Once again the same pattern appeared.

The tools are getting better. The orchestration is getting easier.

But the model layer is where the cost sits.

A Consistent Architectural Pattern

Across both approaches the conclusion was clear.

Whether the entry point is low code automation or developer tooling, the cost and scaling considerations ultimately sit in the model processing layer.

Can AI Tools Pass the 3-Step Pricing Test?

One observation from this exercise is that AI pricing is not always as transparent as it appears.

Many tools look inexpensive or even free at the interface level. The real cost sits behind the scenes in model usage, tokens and API consumption.

The UK Competition and Markets Authority (CMA) recently launched a campaign encouraging businesses to present pricing clearly.
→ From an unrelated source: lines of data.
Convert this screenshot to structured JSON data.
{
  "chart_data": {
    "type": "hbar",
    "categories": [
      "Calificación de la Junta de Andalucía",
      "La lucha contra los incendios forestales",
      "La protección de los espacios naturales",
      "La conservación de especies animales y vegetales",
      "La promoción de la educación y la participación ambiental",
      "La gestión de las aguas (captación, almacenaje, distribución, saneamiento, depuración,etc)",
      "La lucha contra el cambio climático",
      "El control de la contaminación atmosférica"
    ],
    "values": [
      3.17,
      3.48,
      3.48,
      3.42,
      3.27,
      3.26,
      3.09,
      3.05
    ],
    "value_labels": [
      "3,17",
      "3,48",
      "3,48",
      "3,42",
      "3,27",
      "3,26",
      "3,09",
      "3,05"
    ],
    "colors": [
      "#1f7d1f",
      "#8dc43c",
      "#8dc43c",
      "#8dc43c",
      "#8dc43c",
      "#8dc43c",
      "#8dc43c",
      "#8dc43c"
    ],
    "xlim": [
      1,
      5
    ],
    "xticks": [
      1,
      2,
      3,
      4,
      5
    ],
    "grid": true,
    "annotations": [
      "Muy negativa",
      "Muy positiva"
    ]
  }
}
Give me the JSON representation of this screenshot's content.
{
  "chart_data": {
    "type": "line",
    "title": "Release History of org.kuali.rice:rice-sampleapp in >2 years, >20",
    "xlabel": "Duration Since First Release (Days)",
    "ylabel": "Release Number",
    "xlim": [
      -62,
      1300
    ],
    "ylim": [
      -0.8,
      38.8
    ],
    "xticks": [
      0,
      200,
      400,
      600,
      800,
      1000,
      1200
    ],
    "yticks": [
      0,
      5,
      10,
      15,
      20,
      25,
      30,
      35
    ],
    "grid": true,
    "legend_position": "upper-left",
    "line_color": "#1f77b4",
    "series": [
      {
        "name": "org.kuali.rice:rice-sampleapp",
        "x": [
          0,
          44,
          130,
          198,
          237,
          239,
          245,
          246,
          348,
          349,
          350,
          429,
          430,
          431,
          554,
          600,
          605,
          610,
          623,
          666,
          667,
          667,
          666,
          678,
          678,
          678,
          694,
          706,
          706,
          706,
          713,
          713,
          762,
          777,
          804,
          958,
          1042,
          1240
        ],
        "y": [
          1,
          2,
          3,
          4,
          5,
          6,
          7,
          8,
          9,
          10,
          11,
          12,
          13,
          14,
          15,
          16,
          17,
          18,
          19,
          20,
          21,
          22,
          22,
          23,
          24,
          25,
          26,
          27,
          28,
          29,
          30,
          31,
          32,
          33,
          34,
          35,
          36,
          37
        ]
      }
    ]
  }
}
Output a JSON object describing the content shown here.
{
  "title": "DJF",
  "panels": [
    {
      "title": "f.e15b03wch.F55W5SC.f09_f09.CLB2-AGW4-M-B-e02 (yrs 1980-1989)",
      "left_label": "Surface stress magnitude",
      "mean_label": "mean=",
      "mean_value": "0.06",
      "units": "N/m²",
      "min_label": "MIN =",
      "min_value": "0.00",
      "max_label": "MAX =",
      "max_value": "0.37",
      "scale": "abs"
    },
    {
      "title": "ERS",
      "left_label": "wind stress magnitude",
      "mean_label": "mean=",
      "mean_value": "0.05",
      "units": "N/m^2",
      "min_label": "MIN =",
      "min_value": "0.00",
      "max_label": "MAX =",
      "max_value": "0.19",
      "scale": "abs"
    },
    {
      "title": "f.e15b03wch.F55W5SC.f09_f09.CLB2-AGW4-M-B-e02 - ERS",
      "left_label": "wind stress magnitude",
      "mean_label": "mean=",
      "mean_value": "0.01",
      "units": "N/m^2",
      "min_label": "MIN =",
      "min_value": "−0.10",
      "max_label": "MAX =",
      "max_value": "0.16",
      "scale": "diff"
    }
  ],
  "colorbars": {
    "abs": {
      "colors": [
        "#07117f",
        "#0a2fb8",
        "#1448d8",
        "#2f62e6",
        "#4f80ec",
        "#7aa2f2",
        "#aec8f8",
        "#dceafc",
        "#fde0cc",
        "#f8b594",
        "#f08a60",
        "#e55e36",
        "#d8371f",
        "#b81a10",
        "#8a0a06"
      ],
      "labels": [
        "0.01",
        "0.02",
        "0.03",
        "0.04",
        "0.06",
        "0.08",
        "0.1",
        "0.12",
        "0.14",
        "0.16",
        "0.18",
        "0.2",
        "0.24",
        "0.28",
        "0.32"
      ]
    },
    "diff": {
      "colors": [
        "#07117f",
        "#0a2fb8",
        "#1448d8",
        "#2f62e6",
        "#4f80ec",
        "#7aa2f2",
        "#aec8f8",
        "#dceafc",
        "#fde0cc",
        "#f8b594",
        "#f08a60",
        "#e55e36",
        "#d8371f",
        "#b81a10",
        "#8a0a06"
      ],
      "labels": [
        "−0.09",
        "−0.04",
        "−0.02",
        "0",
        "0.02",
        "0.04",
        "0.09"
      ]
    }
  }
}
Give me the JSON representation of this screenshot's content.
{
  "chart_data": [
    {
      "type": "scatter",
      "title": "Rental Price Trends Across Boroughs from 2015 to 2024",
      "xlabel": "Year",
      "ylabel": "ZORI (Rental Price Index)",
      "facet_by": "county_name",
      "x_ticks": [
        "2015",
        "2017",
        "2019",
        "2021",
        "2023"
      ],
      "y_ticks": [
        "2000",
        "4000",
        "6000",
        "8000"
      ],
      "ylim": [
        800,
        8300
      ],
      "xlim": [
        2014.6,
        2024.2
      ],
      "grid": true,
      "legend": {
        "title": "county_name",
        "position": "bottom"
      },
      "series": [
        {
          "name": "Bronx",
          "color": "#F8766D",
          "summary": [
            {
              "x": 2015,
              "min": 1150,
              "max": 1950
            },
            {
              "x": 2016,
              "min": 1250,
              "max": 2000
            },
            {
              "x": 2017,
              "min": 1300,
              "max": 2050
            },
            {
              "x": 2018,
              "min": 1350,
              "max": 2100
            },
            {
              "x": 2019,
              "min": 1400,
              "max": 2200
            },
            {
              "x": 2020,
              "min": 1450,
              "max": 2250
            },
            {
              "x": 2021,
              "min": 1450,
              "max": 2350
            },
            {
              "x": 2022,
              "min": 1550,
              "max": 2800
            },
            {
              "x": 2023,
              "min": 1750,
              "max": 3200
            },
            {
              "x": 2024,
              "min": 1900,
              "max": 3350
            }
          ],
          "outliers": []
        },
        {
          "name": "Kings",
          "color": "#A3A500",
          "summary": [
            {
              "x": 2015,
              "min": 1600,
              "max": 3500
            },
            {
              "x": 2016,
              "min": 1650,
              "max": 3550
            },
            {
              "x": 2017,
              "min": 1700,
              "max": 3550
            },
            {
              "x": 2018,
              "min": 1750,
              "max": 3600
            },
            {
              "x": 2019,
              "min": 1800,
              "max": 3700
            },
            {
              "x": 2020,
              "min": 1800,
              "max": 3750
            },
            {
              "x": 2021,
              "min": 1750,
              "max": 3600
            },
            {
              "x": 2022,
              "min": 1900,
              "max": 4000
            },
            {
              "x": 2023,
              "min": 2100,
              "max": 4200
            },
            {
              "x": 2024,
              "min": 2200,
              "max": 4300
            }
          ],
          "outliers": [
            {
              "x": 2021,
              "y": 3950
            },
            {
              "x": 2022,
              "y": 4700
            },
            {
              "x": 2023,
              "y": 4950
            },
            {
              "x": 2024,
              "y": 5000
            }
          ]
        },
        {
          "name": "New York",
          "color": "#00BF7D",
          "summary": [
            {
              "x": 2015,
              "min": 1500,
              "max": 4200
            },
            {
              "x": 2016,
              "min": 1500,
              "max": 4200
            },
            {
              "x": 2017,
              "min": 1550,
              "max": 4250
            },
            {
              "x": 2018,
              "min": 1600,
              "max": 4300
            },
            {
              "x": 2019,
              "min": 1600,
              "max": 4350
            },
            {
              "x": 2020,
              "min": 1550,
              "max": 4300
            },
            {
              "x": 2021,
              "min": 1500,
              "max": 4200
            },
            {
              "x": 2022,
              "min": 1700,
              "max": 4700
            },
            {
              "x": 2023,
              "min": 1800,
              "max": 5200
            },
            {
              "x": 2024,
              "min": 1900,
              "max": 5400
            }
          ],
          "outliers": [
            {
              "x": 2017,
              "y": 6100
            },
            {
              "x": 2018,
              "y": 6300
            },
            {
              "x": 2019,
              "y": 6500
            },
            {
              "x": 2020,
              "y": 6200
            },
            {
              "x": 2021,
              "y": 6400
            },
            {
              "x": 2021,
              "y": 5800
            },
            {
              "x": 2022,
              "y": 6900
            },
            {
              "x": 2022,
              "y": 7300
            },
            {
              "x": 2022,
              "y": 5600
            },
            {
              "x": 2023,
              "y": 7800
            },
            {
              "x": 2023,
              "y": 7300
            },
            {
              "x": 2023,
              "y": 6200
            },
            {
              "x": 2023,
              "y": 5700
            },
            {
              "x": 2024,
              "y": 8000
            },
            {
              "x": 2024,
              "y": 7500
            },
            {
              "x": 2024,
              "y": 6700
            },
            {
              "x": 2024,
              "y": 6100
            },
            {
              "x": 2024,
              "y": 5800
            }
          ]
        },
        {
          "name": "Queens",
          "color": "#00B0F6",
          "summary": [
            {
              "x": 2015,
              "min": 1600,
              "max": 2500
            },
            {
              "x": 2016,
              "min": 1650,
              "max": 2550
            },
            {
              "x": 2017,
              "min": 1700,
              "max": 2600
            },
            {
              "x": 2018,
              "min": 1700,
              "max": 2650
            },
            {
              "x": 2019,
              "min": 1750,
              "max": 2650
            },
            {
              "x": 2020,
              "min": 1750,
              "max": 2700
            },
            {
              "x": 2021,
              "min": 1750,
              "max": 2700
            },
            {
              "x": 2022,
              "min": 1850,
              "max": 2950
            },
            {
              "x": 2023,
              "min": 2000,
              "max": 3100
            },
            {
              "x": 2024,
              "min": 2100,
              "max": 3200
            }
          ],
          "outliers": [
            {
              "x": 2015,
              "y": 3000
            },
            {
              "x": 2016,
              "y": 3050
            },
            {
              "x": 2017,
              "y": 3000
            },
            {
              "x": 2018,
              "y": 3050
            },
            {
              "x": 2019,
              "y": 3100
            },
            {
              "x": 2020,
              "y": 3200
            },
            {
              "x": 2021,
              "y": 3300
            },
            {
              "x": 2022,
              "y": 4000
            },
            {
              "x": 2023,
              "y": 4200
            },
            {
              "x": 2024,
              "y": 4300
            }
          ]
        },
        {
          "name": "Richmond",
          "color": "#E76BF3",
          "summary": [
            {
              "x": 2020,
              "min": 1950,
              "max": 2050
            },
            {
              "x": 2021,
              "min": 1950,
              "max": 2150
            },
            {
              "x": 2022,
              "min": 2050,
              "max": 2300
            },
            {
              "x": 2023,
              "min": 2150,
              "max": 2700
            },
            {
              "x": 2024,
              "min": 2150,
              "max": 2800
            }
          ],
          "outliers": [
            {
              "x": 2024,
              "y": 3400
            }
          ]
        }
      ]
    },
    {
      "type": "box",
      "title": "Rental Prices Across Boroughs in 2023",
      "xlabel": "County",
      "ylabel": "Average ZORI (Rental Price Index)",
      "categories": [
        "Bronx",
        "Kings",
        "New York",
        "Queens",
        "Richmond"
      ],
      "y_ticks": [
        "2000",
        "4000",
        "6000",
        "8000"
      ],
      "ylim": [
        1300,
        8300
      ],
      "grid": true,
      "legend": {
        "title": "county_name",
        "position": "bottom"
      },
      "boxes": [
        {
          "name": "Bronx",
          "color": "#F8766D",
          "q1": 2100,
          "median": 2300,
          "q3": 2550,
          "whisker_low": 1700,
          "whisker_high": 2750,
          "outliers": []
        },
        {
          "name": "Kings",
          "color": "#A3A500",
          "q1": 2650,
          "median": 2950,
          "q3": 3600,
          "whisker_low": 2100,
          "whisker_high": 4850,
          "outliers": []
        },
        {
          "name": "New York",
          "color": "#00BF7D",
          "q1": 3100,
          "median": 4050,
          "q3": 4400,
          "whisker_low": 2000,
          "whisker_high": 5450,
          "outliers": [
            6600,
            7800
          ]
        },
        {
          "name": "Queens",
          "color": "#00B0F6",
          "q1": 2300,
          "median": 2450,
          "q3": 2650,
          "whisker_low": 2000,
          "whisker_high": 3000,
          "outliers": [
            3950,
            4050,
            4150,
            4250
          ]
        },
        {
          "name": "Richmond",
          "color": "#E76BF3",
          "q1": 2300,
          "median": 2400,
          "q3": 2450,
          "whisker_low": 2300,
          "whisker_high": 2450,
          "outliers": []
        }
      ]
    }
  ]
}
https://www.gov.uk/government/news/tv-presenter-alexander-armstrong-teams-up-with-the-cma-to-champion-clear-pricing

Looking at the current AI tooling landscape through that lens, it is not obvious that many pricing models would pass the same test.

For organisations, particularly in the UK public sector, this matters. AI procurement decisions cannot be based only on capability. They must also consider cost transparency, predictability and value for money.

This is why AI tooling assessments and procurement maturity frameworks will become increasingly important.

What Comes Next

The next step in this exploration is testing local models such as LLaMA, which could run on local infrastructure.

For the public sector, this introduces a different set of trade-offs around cost, infrastructure and data control.

At DDATS, these experiments help us build a clearer view of how organisations can adopt AI responsibly, technically and economically.

Because the real question is no longer whether AI will be used.

It is whether organisations are getting real value for money from it.